Wednesday, June 16, 2010

Overwritten

I am not sure about writers any more. I begin to think
they make too much of themselves. It’s not entirely their
fault, the poor sods: publishers and publicists are at
them all the time, demanding that they do tricks, jump
for fish and balance balls on the ends of their noses. The
book is in danger of being supplanted by the writer,
because the book qua book is just too hard for us to take.
As Rilke said, beauty is only the beginning of a terror we
can barely endure. Art, unmediated art, is a tough call in
these times: we need the backstory, the creative process,
the press release, the launch. We have to know that an
individual who could have been us did this thing.
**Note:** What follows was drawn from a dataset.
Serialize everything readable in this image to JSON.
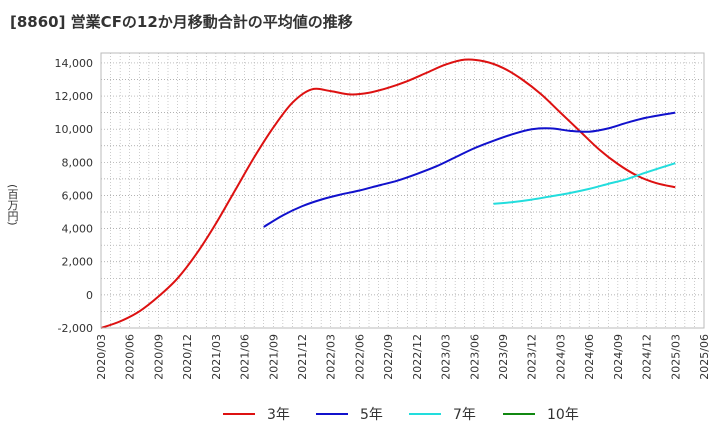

Thus
the writer, a cringing creature at the best of times,
someone who, as Colm Tóibín says, ought never to get
out of their mental pyjamas, is thrust forward blinking
into the light and told to hustle product. Some do it well,
of course, but the inexorable effect of writerization is the
diminution of the work.

We readers (consumers) are also terrified of our own
judgments and crave guidance on what to like and what
not to like. Imagine the sheer horror of picking up a new
book and knowing nothing at all about it. Panicking, we
turn to the flap for information on the author; rush to the
internet and google up some reviews; anchor ourselves in
the sheltered harbour of the already. Whew. Could have
got drowned out there.

1 comment:

Tibordari said...

Dead right, cobber. But first we kill all the lawyers.